Προβλεπτική ανάλυση κόστους διαμονής και μεταφοράς και ομαδοποίηση ταξιδιωτών με χρήση μηχανικής μάθησης σε περιορισμένο σύνολο δεδομένων

View/ Open
Keywords
Τουρισμός ; Μηχανική μάθηση ; Πρόβλεψη κόστους ; Ομαδοποίηση ; Random Forest ; CatBoost ; K-ModesAbstract
Tourism is one of the most dynamic sectors of the global economy, with a decisive impact on development,
employment, and strategic planning. The increasing complexity of demand makes it necessary to utilize
modern computational methods for forecasting and understanding critical parameters. In this context,
Machine Learning offers capabilities for cost prediction, pattern detection, and the support of personalized
services.
This study is based on a small dataset (137 samples) from Kaggle’s “Traveler details dataset,” which
includes information such as destination, trip duration, traveler nationality, accommodation type, means
of transportation, and related costs. The limited size of the dataset presents a challenge, requiring careful
processing in order to extract reliable conclusions.
The research focuses on predicting accommodation and transportation costs and clustering travelers
based on demographic and travel-related characteristics. For cost prediction, the Random Forest Regressor
and CatBoost Regressor algorithms were applied, while for clustering the K-Modes technique was used.

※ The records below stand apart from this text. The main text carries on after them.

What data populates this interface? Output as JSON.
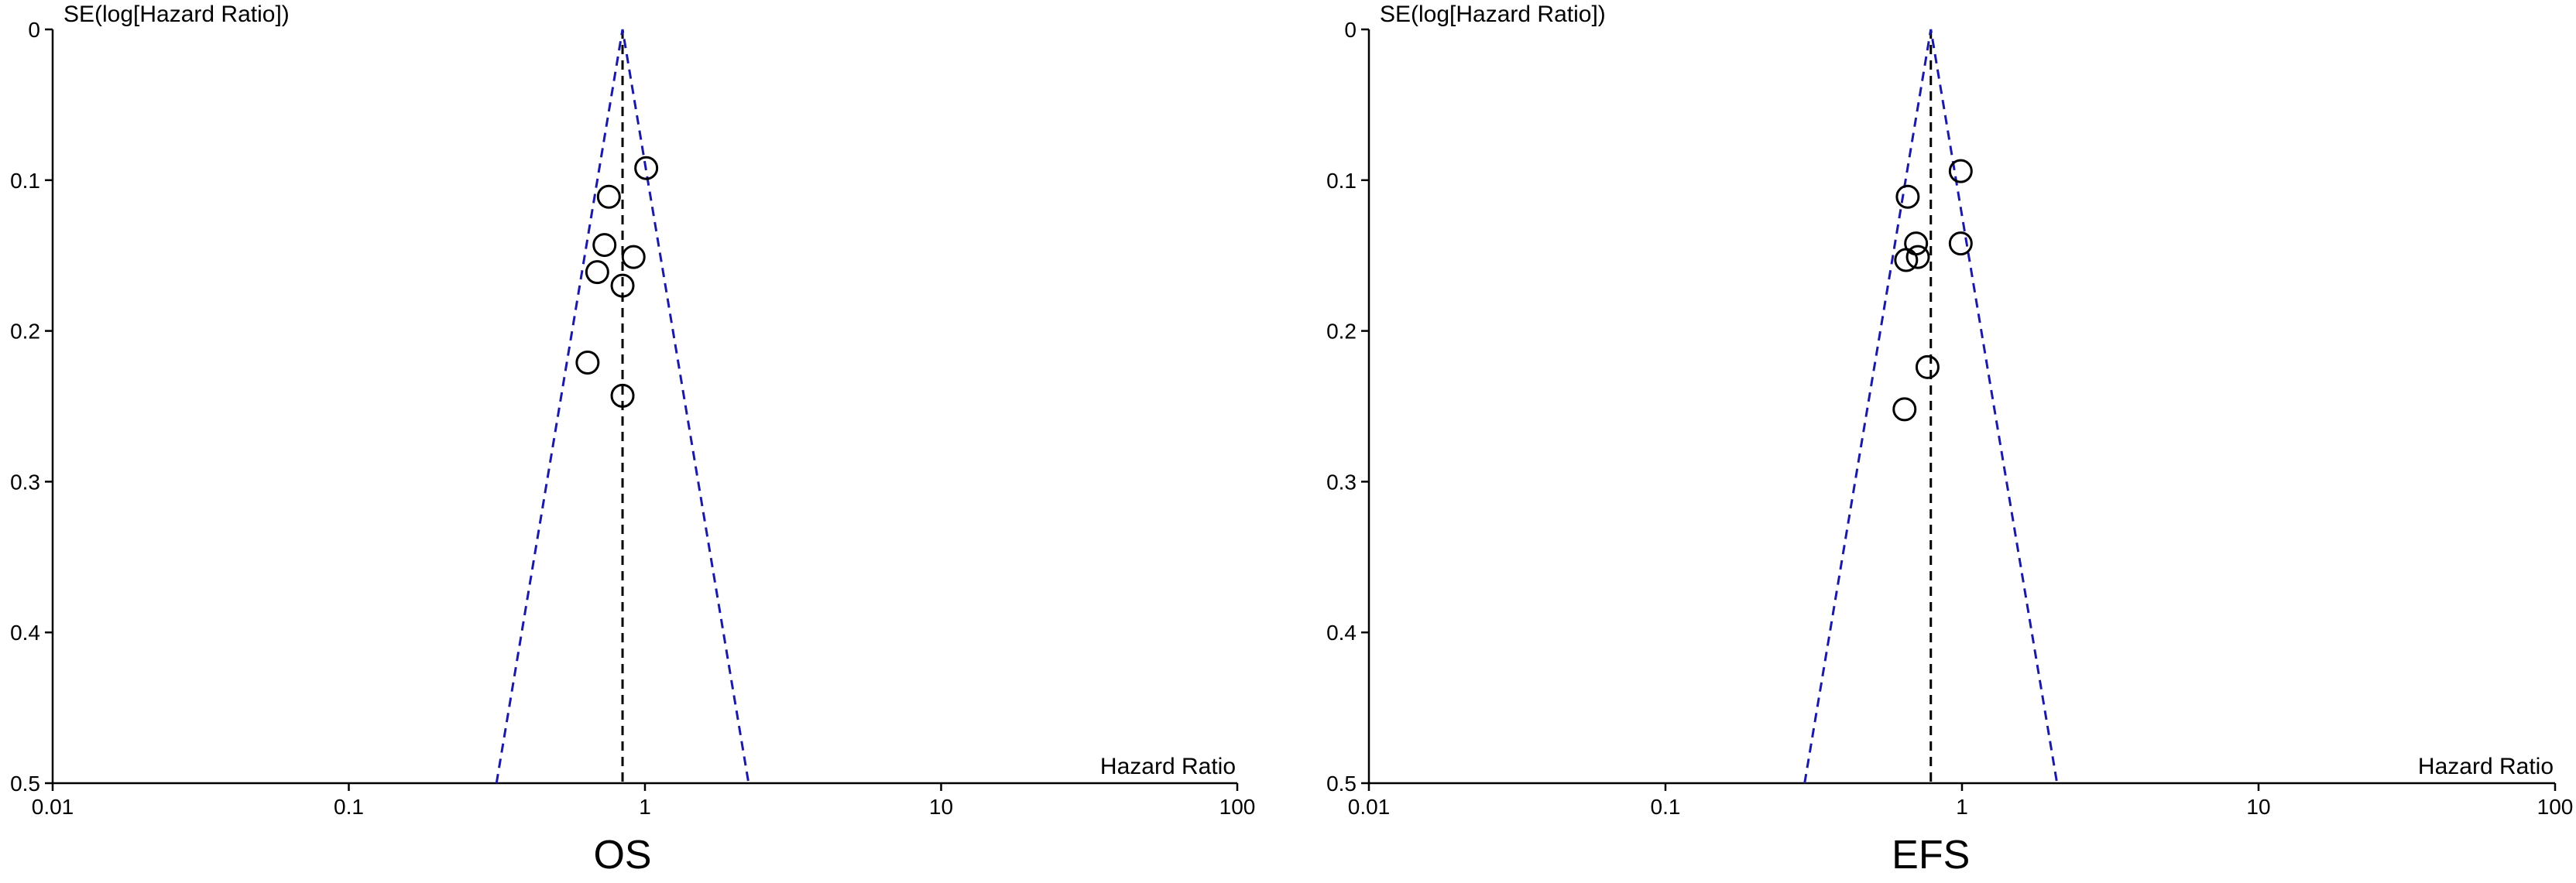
{
  "chart_data": [
    {
      "type": "funnel",
      "subtitle": "OS",
      "y_label": "SE(log[Hazard Ratio])",
      "x_label": "Hazard Ratio",
      "x_scale": "log",
      "y_reversed": true,
      "xlim": [
        0.01,
        100
      ],
      "xticks": [
        0.01,
        0.1,
        1,
        10,
        100
      ],
      "ylim": [
        0,
        0.5
      ],
      "yticks": [
        0,
        0.1,
        0.2,
        0.3,
        0.4,
        0.5
      ],
      "pooled_estimate": 0.84,
      "funnel_color": "#1a1aa6",
      "point_color": "#000000",
      "x": [
        1.01,
        0.755,
        0.73,
        0.915,
        0.69,
        0.84,
        0.64,
        0.84
      ],
      "values": [
        0.092,
        0.111,
        0.143,
        0.151,
        0.161,
        0.17,
        0.221,
        0.243
      ]
    },
    {
      "type": "funnel",
      "subtitle": "EFS",
      "y_label": "SE(log[Hazard Ratio])",
      "x_label": "Hazard Ratio",
      "x_scale": "log",
      "y_reversed": true,
      "xlim": [
        0.01,
        100
      ],
      "xticks": [
        0.01,
        0.1,
        1,
        10,
        100
      ],
      "ylim": [
        0,
        0.5
      ],
      "yticks": [
        0,
        0.1,
        0.2,
        0.3,
        0.4,
        0.5
      ],
      "pooled_estimate": 0.785,
      "funnel_color": "#1a1aa6",
      "point_color": "#000000",
      "x": [
        0.99,
        0.656,
        0.7,
        0.99,
        0.648,
        0.71,
        0.765,
        0.64
      ],
      "values": [
        0.094,
        0.111,
        0.142,
        0.142,
        0.153,
        0.151,
        0.224,
        0.252
      ]
    }
  ]
}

The regression models achieved satisfactory accuracy in estimating accommodation and transportation
costs, while clustering revealed distinct traveler profiles based on nationality, age, accommodation type,
and travel seasonality.
The findings indicate that even small datasets can enable Machine Learning to provide valuable insights
into traveler behavior. Such insights can support the design of targeted marketing strategies and dynamic
pricing, enhancing the ability of tourism enterprises to understand demand and improve visitor
experience. Finally, the need for larger and more representative datasets is highlighted, in order to further
strengthen the reliability and practical application of the models in the tourism sector.